Costume designer Emi Wada, who died aged 84, won an Oscar for her work on Ran (1985), Akira Kurosawa’s epic adaptation of King Lear, which brought the play to ancient Japan. Of the four nominations the film received, hers was the only one to be converted into an award. Accepting the Oscar from Audrey Hepburn, she held the statuette naked and observed, “This figure doesn’t need my costume.”
Wada, who also worked in theater and opera, spent three years on Ran. She designed and helped make nearly a thousand costumes for Kurosawa’s film, fusing influences ranging from Noh theater to the Renaissance. She wove yarn that she had dyed herself and was inspired by Botticelli for a character’s costume color, incorporating that painter’s influence into a Japanese kimono. “It’s really demanding to create costumes that are both true to the story and innovative,” she said. “But for me trying something new in every project is a must.”
She argued that the ultimate effect and truthful expression of character was more important than strict historical fidelity. “Even in the case of period dramas, we must remember that the audience is made up of our contemporaries. As we try to preserve some historical elements of plays over a hundred years ago, I add modern colors to the mix.
When Ran’s production was put on hold due to financial issues, Kurosawa shut down all departments except costumes. Having already ordered the fabrics she needed, Wada pledged her own money to pay for the $ 200,000 in materials that had already been ordered from four factories in Kyoto. When a Japanese company found the money to resume production six months later, it burst into tears. “It was six in the morning,” she said. “Kurosawa called and told me we had the money. My tears have just flowed.

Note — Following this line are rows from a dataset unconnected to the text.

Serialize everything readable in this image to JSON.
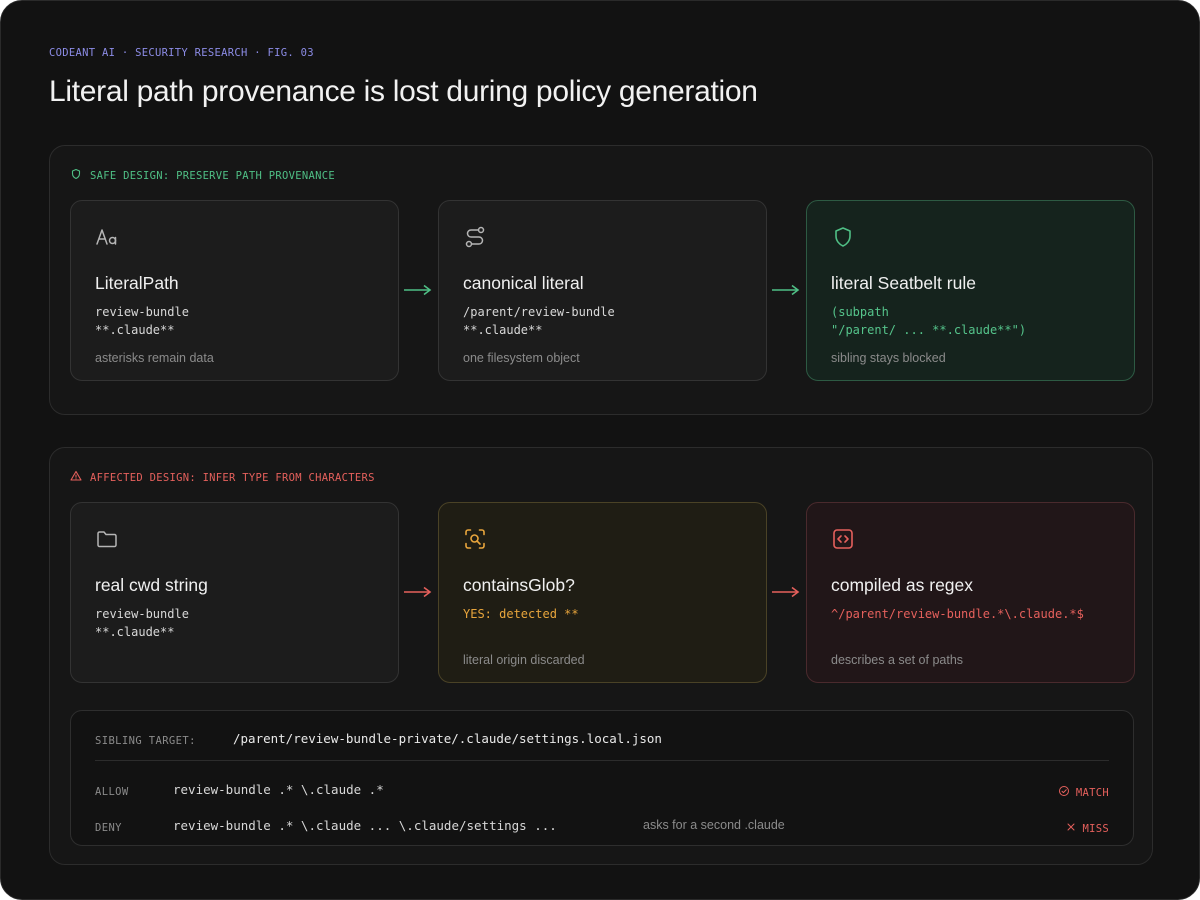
{
  "header": {
    "eyebrow": "CODEANT AI · SECURITY RESEARCH · FIG. 03",
    "title": "Literal path provenance is lost during policy generation"
  },
  "safe": {
    "label": "SAFE DESIGN: PRESERVE PATH PROVENANCE",
    "color": "#4fbf85",
    "cards": [
      {
        "icon": "font-icon",
        "title": "LiteralPath",
        "code": "review-bundle\n**.claude**",
        "note": "asterisks remain data"
      },
      {
        "icon": "route-icon",
        "title": "canonical literal",
        "code": "/parent/review-bundle\n**.claude**",
        "note": "one filesystem object"
      },
      {
        "icon": "shield-icon",
        "title": "literal Seatbelt rule",
        "code": "(subpath\n\"/parent/ ... **.claude**\")",
        "note": "sibling stays blocked"
      }
    ]
  },
  "affected": {
    "label": "AFFECTED DESIGN: INFER TYPE FROM CHARACTERS",
    "color": "#e5605c",
    "cards": [
      {
        "icon": "folder-icon",
        "title": "real cwd string",
        "code": "review-bundle\n**.claude**",
        "note": ""
      },
      {
        "icon": "scan-search-icon",
        "title": "containsGlob?",
        "code": "YES: detected **",
        "note": "literal origin discarded"
      },
      {
        "icon": "code-icon",
        "title": "compiled as regex",
        "code": "^/parent/review-bundle.*\\.claude.*$",
        "note": "describes a set of paths"
      }
    ]
  },
  "sibling": {
    "label": "SIBLING TARGET:",
    "path": "/parent/review-bundle-private/.claude/settings.local.json",
    "rows": [
      {
        "label": "ALLOW",
        "expr": "review-bundle .* \\.claude .*",
        "note": "",
        "status": "MATCH",
        "status_icon": "check-circle-icon"
      },
      {
        "label": "DENY",
        "expr": "review-bundle .* \\.claude ... \\.claude/settings ...",
        "note": "asks for a second .claude",
        "status": "MISS",
        "status_icon": "x-icon"
      }
    ]
  },
  "colors": {
    "accent": "#8c8ce6",
    "safe": "#4fbf85",
    "danger": "#e5605c",
    "warning": "#e8a53c"
  }
}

It was no stranger to Ran that the entire crew and hundreds of extras spent many days waiting for the director’s favorite clouds to materialize in the sky before starting filming. Wada described him as “a perfectionist who would never compromise until he got what he wanted”.
She could have considered him a soul mate: when Chinese water failed to produce the precise shade of red she wanted for the lavish costumes of Zhang Yimou’s Hero (2002), it was said that she had passed through trucks full of mineral water before arriving at her favorite tincture. For this film, she also designed a tiny flower for the dress worn by actor Zhang Ziyi, telling cinematographer Christopher Doyle, “Please shoot the flower clearly.”

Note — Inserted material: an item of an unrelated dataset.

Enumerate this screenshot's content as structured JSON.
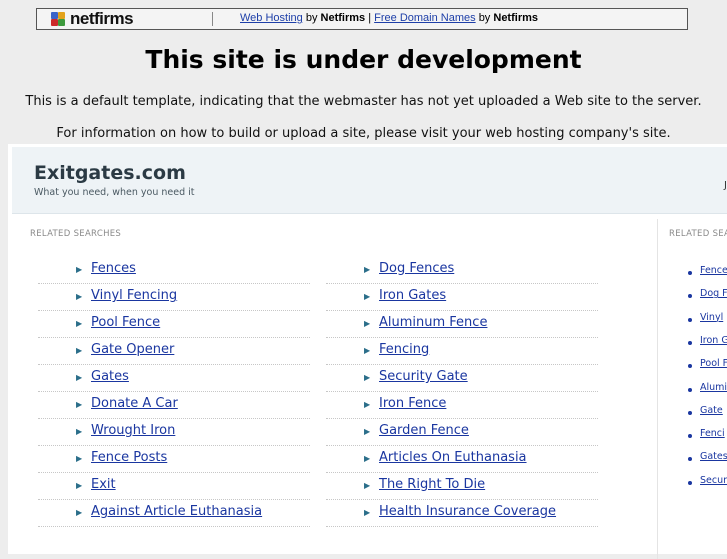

Wada was born in Kyoto, Japan, into a well-to-do family. Trained at the University of the Arts in Kyoto City, she first hopes to become a painter. But after marrying TV director Ben Wada at the age of 20, she agreed to draw for him. It wasn’t until 1973 that she made her film debut, when she provided the lavish and lively costumes for Marco, an Italian-American musical starring Desi Arnaz Jr as Marco Polo and Zero Mostel. in the role of Kublai Khan.
It took another 12 years before she returned to the movies with Ran, but her success on the Kurosawa film kicked off a film career. She collaborated with another revered Japanese master, Kon Ichikawa, on The Hall of the Crying Deer (1986), set in 19th century Tokyo, and the fantastic Princess from the Moon (1987). When Hiroshi Teshigahara, whose 1964 film Woman in the Dunes is one of the masterpieces of Japanese cinema, returns to the cinema after a 17-year absence with Rikyu (1989), he calls on Wada to design the costumes, among which the extravagant brocade dresses, for his 16th century figures. The following year, she reunited with Kurosawa for the whimsical Dreams (1990).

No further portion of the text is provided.